When you are competitive and your timing is good, hiring lawyers will be happy to respond to your letter with an invitation to come in for an interview. But when you call and interrupt a lawyer, what might have been an enthusiastic reception (had you waited for a response in the mail) will become a begrudging, if polite, reception. Don’t make a nuisance of yourself.
2. Cold-call on the telephone, especially when you’re evasive about who you are and what you want. Every hiring lawyer, recruiting coordinator, and law firm receptionist is used to would-be job applicants calling to inquire about jobs. Those calls are burdensome, but the most aggravating calls are from people who try to avoid telling receptionists or secretaries what they’re calling about.

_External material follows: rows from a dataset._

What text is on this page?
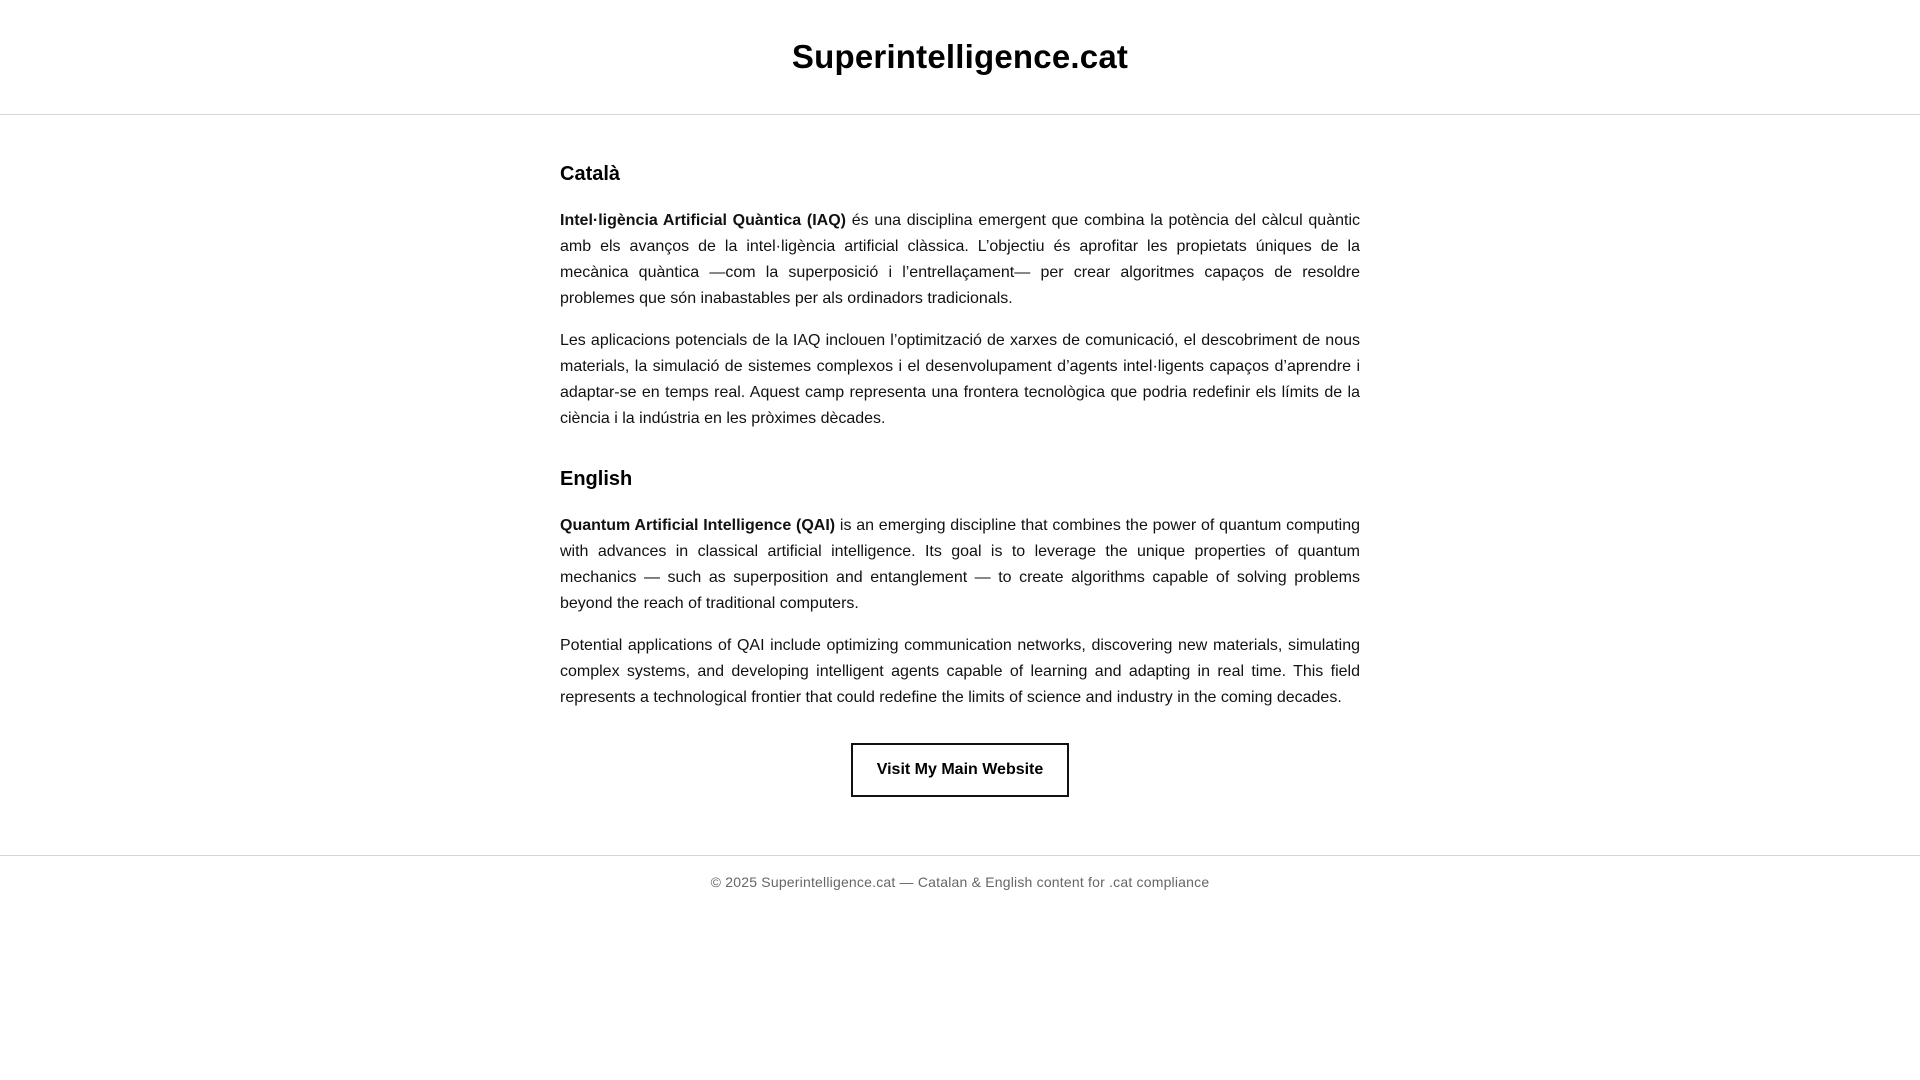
Superintelligence.cat
Català

Intel·ligència Artificial Quàntica (IAQ) és una disciplina emergent que combina la potència del càlcul quàntic amb els avanços de la intel·ligència artificial clàssica. L’objectiu és aprofitar les propietats úniques de la mecànica quàntica —com la superposició i l’entrellaçament— per crear algoritmes capaços de resoldre problemes que són inabastables per als ordinadors tradicionals.

Les aplicacions potencials de la IAQ inclouen l’optimització de xarxes de comunicació, el descobriment de nous materials, la simulació de sistemes complexos i el desenvolupament d’agents intel·ligents capaços d’aprendre i adaptar-se en temps real. Aquest camp representa una frontera tecnològica que podria redefinir els límits de la ciència i la indústria en les pròximes dècades.

English

Quantum Artificial Intelligence (QAI) is an emerging discipline that combines the power of quantum computing with advances in classical artificial intelligence. Its goal is to leverage the unique properties of quantum mechanics — such as superposition and entanglement — to create algorithms capable of solving problems beyond the reach of traditional computers.

Potential applications of QAI include optimizing communication networks, discovering new materials, simulating complex systems, and developing intelligent agents capable of learning and adapting in real time. This field represents a technological frontier that could redefine the limits of science and industry in the coming decades.

Visit My Main Website
© 2025 Superintelligence.cat — Catalan & English content for .cat compliance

You are really doing yourself a disservice if you go even further and misrepresent what you’re doing. Some callers are disingenuous enough to tell the receptionist that they are responding to my letter, implying that I asked them to contact me, when the truth is that I simply sent them a letter acknowledging receipt of their resume. If you call a law firm and reach the hiring lawyer only by using guile, you have not succeeded in establishing the kind of relationship that will lead to a job offer.
1. Drop in without an appointment. All too often my recruitment coordinator and I have to deal with would-be applicants who drop in without an appointment and want to talk about applying for a job. People do it often enough that I’m sure some book out there somewhere encourages job seekers to do it. Whether or not dropping in on a firm has its place in the nonlegal marketplace, I can tell you that dropping in on a law firm is not well tolerated.
While companies in other professions have human resources departments, most hiring lawyers do not. Besides hiring duties, hiring lawyers have a busy law practice. They do not want to take time from their practice to entertain the overtures of applicants who drop in. Hiring lawyers want to invest their time with applicants only after they have screened resumes and know whom they’re dealing with.
David C. James is the hiring lawyer in the Office of the San Diego City Attorney.